No tenía recursos útiles porque, simplemente, no los había podido aprender. Se había agarrado a las soluciones prácticas que hacían que su limitado mundo particular fuese mejor. Su vida giraba en torno a cosas que no tenían ninguna relevancia, salvo para ella y para su madre, y adolecía de la falta de otras esenciales para sentirse tranquila y feliz, otras cosas que ni siquiera sabía que existían. De alguna manera, había sido una niña “mal tratada”, mal criada; y probablemente  hasta ese momento seguía siendo una niña, una niña que aún acusaba todas aquellas carencias aunque  de manera enrarecida,  resabiada por el paso del tiempo.

Por eso solía manipular a otros. Era la única forma que conocía de acercarse a las personas: intentar controlarlas, llevarlas a su terreno. De hecho, como no era capaz normalmente de ver más allá de los objetos, utilizaba a los demás para conseguir cosas; no los arrastraba hacia ella por sentimientos de ningún tipo, sino para lograr “algo”, un objetivo inmediato, un objeto. No era muy consciente de que aquello le provocaba a larga más insatisfacción, y sólo un nuevo objeto tras la dilución del anterior cerraba el círculo y volvía a abrir uno nuevo. Tampoco era consciente, en absoluto, de que pasaba por la vida sin ver realmente a ninguna otra persona; ¿es que acaso existía alguien más allá de ella y sus intereses? A pesar de su edad, mantenía una gruesa capa de cemento entre ella y el mundo que le impedía sentir la realidad de otros.

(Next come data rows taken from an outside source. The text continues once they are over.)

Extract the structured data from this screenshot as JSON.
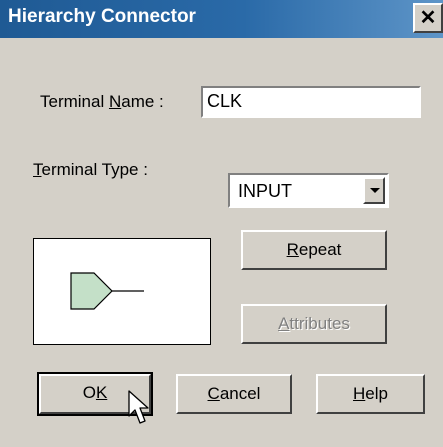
{
  "window": {
    "title": "Hierarchy Connector",
    "close_glyph": "✕"
  },
  "form": {
    "name_label_pre": "Terminal ",
    "name_label_accel": "N",
    "name_label_post": "ame :",
    "name_value": "CLK",
    "type_label_accel": "T",
    "type_label_post": "erminal Type :",
    "type_value": "INPUT"
  },
  "preview": {
    "symbol": "input-terminal-icon",
    "fill_color": "#c4e0c8"
  },
  "buttons": {
    "repeat_accel": "R",
    "repeat_rest": "epeat",
    "attributes_accel": "A",
    "attributes_rest": "ttributes",
    "ok_pre": "O",
    "ok_accel": "K",
    "cancel_accel": "C",
    "cancel_rest": "ancel",
    "help_accel": "H",
    "help_rest": "elp"
  },
  "colors": {
    "titlebar": "#1f5a94",
    "face": "#d4d0c8"
  }
}
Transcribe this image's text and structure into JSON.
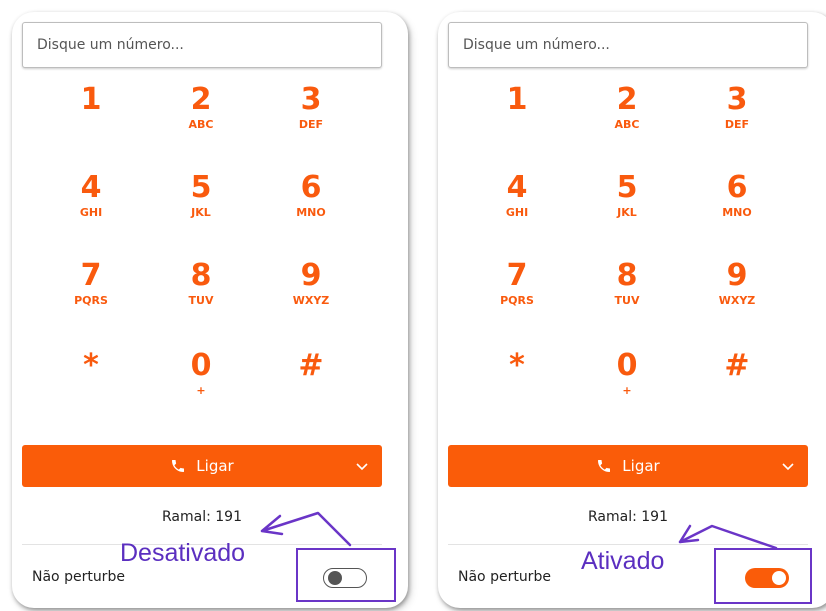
{
  "colors": {
    "accent": "#fa5c09",
    "annotation": "#6a35c7"
  },
  "panels": [
    {
      "search": {
        "placeholder": "Disque um número..."
      },
      "keys": [
        {
          "digit": "1",
          "letters": ""
        },
        {
          "digit": "2",
          "letters": "ABC"
        },
        {
          "digit": "3",
          "letters": "DEF"
        },
        {
          "digit": "4",
          "letters": "GHI"
        },
        {
          "digit": "5",
          "letters": "JKL"
        },
        {
          "digit": "6",
          "letters": "MNO"
        },
        {
          "digit": "7",
          "letters": "PQRS"
        },
        {
          "digit": "8",
          "letters": "TUV"
        },
        {
          "digit": "9",
          "letters": "WXYZ"
        },
        {
          "digit": "*",
          "letters": ""
        },
        {
          "digit": "0",
          "letters": "+"
        },
        {
          "digit": "#",
          "letters": ""
        }
      ],
      "call_label": "Ligar",
      "call_icon": "phone-icon",
      "menu_icon": "chevron-down-icon",
      "extension": "Ramal: 191",
      "dnd_label": "Não perturbe",
      "dnd_on": false,
      "annotation": "Desativado"
    },
    {
      "search": {
        "placeholder": "Disque um número..."
      },
      "keys": [
        {
          "digit": "1",
          "letters": ""
        },
        {
          "digit": "2",
          "letters": "ABC"
        },
        {
          "digit": "3",
          "letters": "DEF"
        },
        {
          "digit": "4",
          "letters": "GHI"
        },
        {
          "digit": "5",
          "letters": "JKL"
        },
        {
          "digit": "6",
          "letters": "MNO"
        },
        {
          "digit": "7",
          "letters": "PQRS"
        },
        {
          "digit": "8",
          "letters": "TUV"
        },
        {
          "digit": "9",
          "letters": "WXYZ"
        },
        {
          "digit": "*",
          "letters": ""
        },
        {
          "digit": "0",
          "letters": "+"
        },
        {
          "digit": "#",
          "letters": ""
        }
      ],
      "call_label": "Ligar",
      "call_icon": "phone-icon",
      "menu_icon": "chevron-down-icon",
      "extension": "Ramal: 191",
      "dnd_label": "Não perturbe",
      "dnd_on": true,
      "annotation": "Ativado"
    }
  ]
}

Cuando saltaba alguna chispa entre ella y otro ser humano, una chispa de la naturaleza que fuera, sentía algo parecido a una colisión en una pista de coches de choque. Una sacudida imprevista, completamente física:  ”¡Bum!”

En aquel momento de su vida, montada ya la guerra con sus padres, sintiendo que la convivencia con ellos era insoportable, su objetivo—inmaduro, como todos-- era lograr un nuevo hogar de la manera más fácil y con el mínimo esfuerzo. Por eso había tenido los cojones de buscar piso sin nada en el bolsillo, porque en el fondo de su ser se consideraba infinitamente guapa, mejor que los demás, deslumbrante… ella no necesitaba pagar, no como el resto de los mortales.

--No –negó con la cabeza, obstinada—no quiero ir a vuestro piso, Jen.

Él asintió con la cabeza.

--Lo entiendo, cielo—le dijo—buscaremos un hotel, entonces. Ya sé que no te solucionará mucho pero… al menos dormirás a cubierto esta noche. Está jarreando.

Aquella fue la baza definitiva. Lo que dijo Jen  le estalló a Esther en mitad de la frente con la contundencia de un golpe dado a un gong.

--Vamos, tengo el coche fuera—le dijo él, alentándola, levantándose de la silla—te invito al café… buscaremos una pensión cerca de aquí, hay varias en esta manzana.